Start with a 3-carbon chain:
Number from the end closest to the –OH group. –OH is at C1, so:
- C1 gets the –OH group
- C2 gets the –CH₃ substituent
Expanded structural formula:
CH₃
|
HO - CH₂ - CH - CH₃
Or drawn differently:
CH₃
|
H-O-CH₂-CH-CH₃
Count all atoms to verify:
- C1: CH₂ (bonded to OH and C2)
- C2: CH (bonded to CH₃, C1, and C3, with 1 H)
- C3: CH₃ (terminal carbon)
- Methyl substituent at C2: CH₃
Carbon atoms: C1 + C2 + C3 + CH₃ substituent = 4 carbons total
Hydrogen atoms:
- C1 (CH₂): 2H
- C2 (CH): 1H
- C3 (CH₃): 3H
- Substituent CH₃: 3H
- OH: 1H
- Total H = 2 + 1 + 3 + 3 + 1 = 10H
Oxygen atoms: 1 (from –OH)
Molecular formula: C₄H₁₀O
Condensed structural formula: (CH₃)₂CHCH₂OH or (CH₃)₂CHCH₂OH
Class: This is an alcohol (contains –OH group on a carbon chain, not on benzene ring which would make it a phenol).
Degree: 2-methylpropan-1-ol is a primary alcohol — the carbon bearing the –OH group (C1) is attached to only ONE other carbon.
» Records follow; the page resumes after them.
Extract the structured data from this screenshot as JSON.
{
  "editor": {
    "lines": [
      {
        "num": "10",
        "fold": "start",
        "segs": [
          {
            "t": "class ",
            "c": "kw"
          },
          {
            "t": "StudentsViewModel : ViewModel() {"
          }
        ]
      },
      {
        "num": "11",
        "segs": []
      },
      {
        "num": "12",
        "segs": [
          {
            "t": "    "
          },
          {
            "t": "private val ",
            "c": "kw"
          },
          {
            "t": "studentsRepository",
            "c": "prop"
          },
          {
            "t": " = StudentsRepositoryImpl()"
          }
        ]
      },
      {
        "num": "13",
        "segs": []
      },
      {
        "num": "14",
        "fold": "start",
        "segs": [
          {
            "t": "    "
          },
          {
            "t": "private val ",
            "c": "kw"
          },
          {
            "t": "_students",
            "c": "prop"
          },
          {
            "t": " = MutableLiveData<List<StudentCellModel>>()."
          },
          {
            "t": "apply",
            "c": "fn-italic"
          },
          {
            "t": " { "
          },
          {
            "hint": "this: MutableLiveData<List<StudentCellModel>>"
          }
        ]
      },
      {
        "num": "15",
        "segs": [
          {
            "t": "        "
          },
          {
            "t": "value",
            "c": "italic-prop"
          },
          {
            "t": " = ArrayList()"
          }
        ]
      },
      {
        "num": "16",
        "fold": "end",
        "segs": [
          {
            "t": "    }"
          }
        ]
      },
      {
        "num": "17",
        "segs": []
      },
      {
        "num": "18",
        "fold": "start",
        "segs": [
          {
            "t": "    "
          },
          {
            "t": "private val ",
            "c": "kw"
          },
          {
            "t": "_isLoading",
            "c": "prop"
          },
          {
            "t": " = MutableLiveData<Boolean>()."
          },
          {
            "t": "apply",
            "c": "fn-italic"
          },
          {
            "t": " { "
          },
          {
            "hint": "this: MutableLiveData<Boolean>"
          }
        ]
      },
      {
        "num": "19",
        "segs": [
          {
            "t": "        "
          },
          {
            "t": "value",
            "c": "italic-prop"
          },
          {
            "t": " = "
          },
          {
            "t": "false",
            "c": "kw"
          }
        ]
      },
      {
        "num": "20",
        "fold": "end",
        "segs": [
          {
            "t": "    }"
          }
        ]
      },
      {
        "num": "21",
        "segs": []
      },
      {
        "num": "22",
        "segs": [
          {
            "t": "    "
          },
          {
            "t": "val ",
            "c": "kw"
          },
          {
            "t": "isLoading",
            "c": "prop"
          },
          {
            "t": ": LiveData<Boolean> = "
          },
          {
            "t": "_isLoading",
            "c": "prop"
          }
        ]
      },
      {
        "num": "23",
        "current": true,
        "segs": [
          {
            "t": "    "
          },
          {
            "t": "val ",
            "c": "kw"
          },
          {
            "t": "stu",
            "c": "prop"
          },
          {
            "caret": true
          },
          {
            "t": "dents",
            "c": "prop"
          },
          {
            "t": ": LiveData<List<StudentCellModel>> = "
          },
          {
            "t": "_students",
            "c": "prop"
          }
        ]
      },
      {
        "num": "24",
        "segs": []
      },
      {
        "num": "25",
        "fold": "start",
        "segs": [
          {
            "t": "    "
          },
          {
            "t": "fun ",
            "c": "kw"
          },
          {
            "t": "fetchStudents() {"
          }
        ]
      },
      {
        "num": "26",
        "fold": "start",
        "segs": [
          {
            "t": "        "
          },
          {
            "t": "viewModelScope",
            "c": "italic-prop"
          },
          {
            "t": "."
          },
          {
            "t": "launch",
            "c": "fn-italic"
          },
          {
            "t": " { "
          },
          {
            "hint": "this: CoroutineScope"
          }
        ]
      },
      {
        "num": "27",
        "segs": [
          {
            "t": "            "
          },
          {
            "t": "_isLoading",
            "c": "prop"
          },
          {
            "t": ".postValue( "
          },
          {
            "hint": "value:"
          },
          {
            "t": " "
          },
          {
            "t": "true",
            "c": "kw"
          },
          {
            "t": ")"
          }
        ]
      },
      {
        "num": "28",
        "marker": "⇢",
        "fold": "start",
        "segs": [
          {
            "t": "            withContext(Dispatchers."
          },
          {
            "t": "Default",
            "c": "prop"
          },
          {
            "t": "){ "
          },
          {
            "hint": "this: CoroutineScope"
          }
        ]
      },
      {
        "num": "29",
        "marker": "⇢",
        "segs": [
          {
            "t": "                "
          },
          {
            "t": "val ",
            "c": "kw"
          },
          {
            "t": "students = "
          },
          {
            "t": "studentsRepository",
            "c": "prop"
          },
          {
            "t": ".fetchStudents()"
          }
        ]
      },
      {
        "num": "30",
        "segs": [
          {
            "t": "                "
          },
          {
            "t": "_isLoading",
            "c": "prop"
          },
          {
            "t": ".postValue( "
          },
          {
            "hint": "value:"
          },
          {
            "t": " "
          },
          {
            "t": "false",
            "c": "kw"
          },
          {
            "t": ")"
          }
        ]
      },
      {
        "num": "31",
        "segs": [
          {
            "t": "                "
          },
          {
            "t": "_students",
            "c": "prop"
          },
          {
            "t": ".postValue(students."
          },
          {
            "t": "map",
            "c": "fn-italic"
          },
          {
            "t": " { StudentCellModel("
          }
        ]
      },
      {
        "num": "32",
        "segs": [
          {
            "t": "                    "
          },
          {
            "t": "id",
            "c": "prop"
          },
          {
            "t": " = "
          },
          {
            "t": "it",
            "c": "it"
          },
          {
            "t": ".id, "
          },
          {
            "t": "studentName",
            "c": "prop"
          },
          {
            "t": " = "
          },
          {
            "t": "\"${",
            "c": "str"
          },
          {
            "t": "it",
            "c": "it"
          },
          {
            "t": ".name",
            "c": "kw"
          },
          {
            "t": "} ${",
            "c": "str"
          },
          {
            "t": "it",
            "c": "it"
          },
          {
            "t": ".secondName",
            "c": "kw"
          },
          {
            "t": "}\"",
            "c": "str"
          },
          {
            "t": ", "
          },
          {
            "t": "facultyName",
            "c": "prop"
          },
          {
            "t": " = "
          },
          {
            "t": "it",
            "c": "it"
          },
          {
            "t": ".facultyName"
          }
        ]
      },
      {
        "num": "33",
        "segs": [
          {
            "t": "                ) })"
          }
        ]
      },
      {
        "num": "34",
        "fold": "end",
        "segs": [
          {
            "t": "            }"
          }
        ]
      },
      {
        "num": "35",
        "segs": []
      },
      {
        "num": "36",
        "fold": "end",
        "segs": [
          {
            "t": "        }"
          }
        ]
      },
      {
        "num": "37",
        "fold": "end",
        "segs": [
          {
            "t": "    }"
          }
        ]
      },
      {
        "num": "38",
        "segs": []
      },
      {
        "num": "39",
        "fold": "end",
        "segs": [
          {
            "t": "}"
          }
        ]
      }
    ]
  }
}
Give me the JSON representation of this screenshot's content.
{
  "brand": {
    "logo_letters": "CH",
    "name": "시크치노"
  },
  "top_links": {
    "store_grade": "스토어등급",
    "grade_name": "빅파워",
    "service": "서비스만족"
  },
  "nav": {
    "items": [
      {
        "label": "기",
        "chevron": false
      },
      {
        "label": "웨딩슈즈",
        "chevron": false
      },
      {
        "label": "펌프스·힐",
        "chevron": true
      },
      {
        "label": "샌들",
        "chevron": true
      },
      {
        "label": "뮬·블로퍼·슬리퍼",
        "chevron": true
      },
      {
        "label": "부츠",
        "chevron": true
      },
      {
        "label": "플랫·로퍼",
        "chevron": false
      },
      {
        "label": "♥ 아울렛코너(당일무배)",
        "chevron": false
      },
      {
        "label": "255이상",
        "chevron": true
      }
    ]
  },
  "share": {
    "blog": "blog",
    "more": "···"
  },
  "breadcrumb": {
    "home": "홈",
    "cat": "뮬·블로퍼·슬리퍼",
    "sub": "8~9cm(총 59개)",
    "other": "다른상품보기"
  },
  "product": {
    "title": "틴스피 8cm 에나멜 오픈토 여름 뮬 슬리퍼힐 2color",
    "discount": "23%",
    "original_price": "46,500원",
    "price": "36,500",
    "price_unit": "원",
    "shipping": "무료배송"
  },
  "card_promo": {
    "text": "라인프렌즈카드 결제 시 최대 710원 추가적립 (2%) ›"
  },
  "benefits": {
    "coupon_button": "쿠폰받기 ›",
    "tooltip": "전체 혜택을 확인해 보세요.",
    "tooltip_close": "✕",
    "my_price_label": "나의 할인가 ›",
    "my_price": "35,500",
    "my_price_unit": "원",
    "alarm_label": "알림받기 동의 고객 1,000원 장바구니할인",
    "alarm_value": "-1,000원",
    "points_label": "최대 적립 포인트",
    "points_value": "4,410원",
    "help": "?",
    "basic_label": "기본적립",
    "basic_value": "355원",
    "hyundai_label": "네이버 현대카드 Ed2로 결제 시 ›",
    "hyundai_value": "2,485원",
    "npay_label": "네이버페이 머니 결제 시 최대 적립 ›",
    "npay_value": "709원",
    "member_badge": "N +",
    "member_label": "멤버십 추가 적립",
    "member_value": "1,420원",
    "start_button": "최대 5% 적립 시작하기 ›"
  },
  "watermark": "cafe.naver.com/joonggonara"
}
Primary alcohols are easier to oxidise and less hindered than secondary or tertiary.
Compare with:
- 2-methylpropan-2-ol (same molecular formula C₄H₁₀O) — tertiary alcohol (C with OH has three carbon attachments)
- These two are isomers of each other
Note: 2-methylpropan-1-ol is commonly known as isobutanol (or isobutyl alcohol) — a commercially important solvent.
Why This Works
IUPAC nomenclature is a systematic code where every part of the name maps to a specific structural feature. Decoding in order — parent chain → substituents → functional groups → locants — always gives the unique correct structure. The reverse process (structure → name) follows the same rules in reverse.
The key insight here: “propan” is only 3 carbons, but the total carbon count is 4 because of the methyl substituent. Many students confuse the parent chain (3C) with the total carbon count (4C).
Alternative Method
Draw the isomers with molecular formula C₄H₁₀O and identify each:
- n-butan-1-ol (butanol): CH₃CH₂CH₂CH₂OH — 4C straight chain, OH at C1
- butan-2-ol: CH₃CH₂CH(OH)CH₃ — 4C chain, OH at C2 (secondary)
- 2-methylpropan-1-ol: (CH₃)₂CHCH₂OH — 3C parent + methyl branch (our compound)
- 2-methylpropan-2-ol (tert-butanol): (CH₃)₃COH — tertiary
All four are constitutional isomers (same molecular formula, different connectivity).
For JEE and CBSE Class 12, remember to always count all carbons in a structure, not just those in the parent chain. A “2-methylpropan” compound has 3 + 1 = 4 carbons total. Misidentifying the molecular formula is a common source of error in isomer-counting questions.
Common Mistake
Students often draw 2-methylpropan-1-ol as a branched structure at the wrong carbon or number the chain from the wrong end. Remember: in IUPAC nomenclature for alcohols, number the chain from the end that gives the lowest locant to the OH group. The OH must be at C1 in this compound. If you numbered from the other end, C1 would have the methyl group (making it butanol, not methylpropanol) — this violates the lowest locant rule.